Pour the sauce into the second Dutch oven and add the ham. I added a few carrots and green peppers as well, but that is optional. Close the lid tightly.
Both of these dishes needed about 10 hot briquettes under the pot and 14 on the lid to cook. Make sure you distribute the briquettes as evenly as possible, so that you don’t have hot spots inside your pot. When the briquettes look black, they need to be changed for hotter grey ones.
The cooking time is about two hours, but after about an hour and a half you can start to check to see if the vegetables are tender and if the meat is cooked.

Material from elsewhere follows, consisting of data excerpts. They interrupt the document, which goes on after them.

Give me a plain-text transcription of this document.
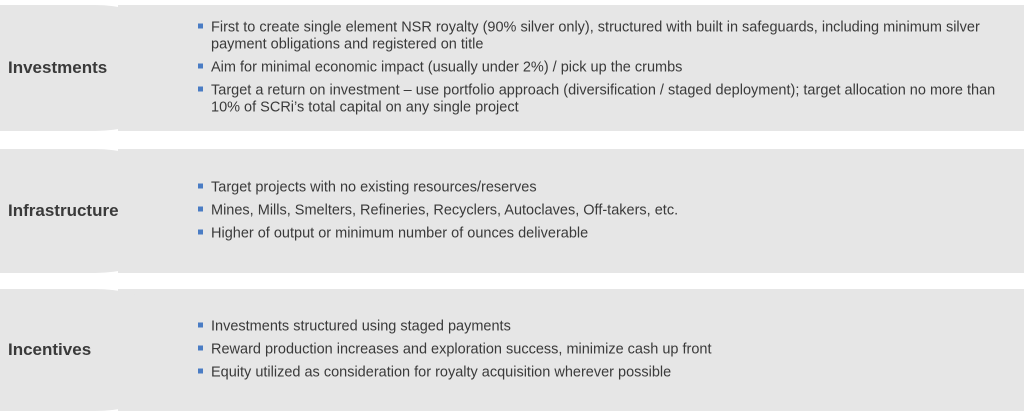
Investments
First to create single element NSR royalty (90% silver only), structured with built in safeguards, including minimum silver payment obligations and registered on title
Aim for minimal economic impact (usually under 2%) / pick up the crumbs
Target a return on investment – use portfolio approach (diversification / staged deployment); target allocation no more than 10% of SCRi’s total capital on any single project
Infrastructure
Target projects with no existing resources/reserves
Mines, Mills, Smelters, Refineries, Recyclers, Autoclaves, Off-takers, etc.
Higher of output or minimum number of ounces deliverable
Incentives
Investments structured using staged payments
Reward production increases and exploration success, minimize cash up front
Equity utilized as consideration for royalty acquisition wherever possible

The changing of the briquettes is the extent of your work. You can sit calmly nearby, reading your favourite book, and let your meal look after itself.
Once the potatoes were tender and ready to eat, I added grated cheese to them. To finish off the meal, I made a fresh green salad.
Serve up your meal, eat and enjoy. Watch as all the other campers become envious of your fantastic gourmet meal.
This type of cooking is especially excellent on a cooler day. Not only do you have the warmth of the food cooking, but you can have a hearty stew, soup or roast waiting to warm you up at the end of the day.